🤖 AI Summary
Existing Python/Shell-based control interfaces for Intel Tofino switch ASICs suffer from performance bottlenecks, memory unsafety, and poor scalability. Method: This paper introduces the first Rust-based runtime control library for Tofino—designed for high performance and memory safety—by tightly integrating P4 data-plane semantics with the Tofino Software Development Environment (SDE) API. Leveraging Rust’s zero-cost abstractions and deterministic, garbage-collection-free memory management, the library ensures type and memory safety without runtime overhead. Contribution/Results: Experimental evaluation shows a 1.33× speedup in single-entry table programming and up to 60× acceleration in bulk configuration.

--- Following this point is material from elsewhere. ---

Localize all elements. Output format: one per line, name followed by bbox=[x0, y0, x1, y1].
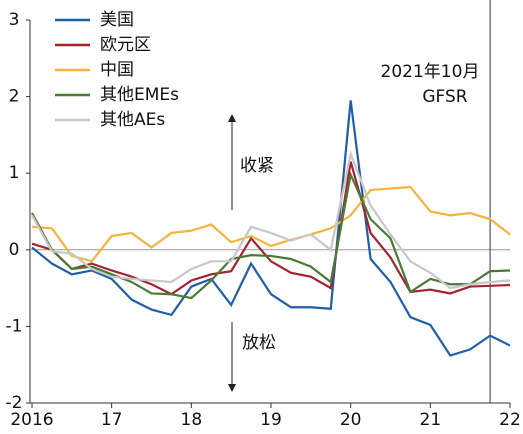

It enables millisecond-scale dynamic updates of flow tables containing tens of thousands of entries. This work establishes a new paradigm for programmable switch control planes, unifying security, performance, and maintainability.
📝 Abstract
The development of new network protocols and solutions requires extendable switches. With software-defined networking (SDN), the control plane and data plane are separated and the control plane can be programmed. Data plane programming further enables the programmability of network devices with domain-specific programming languages, like Programming Protocol-independent Packet Processors (P4). One P4-programmable hardware target is the Intel Tofino switching ASIC. The Tofino can be configured with shell scripts or a Python library. Both are limited in their capabilities and usability. This work introduces the Rust Barefoot Runtime (RBFRT), a Rust-based control plane library for the Tofino. The RBFRT provides an easy-to-use interface while being fast and memory-safe. In our evaluation, we achieved a speedup factor of 1.33 for single-entry configuration and 60 for batch configuration compared to the Python library.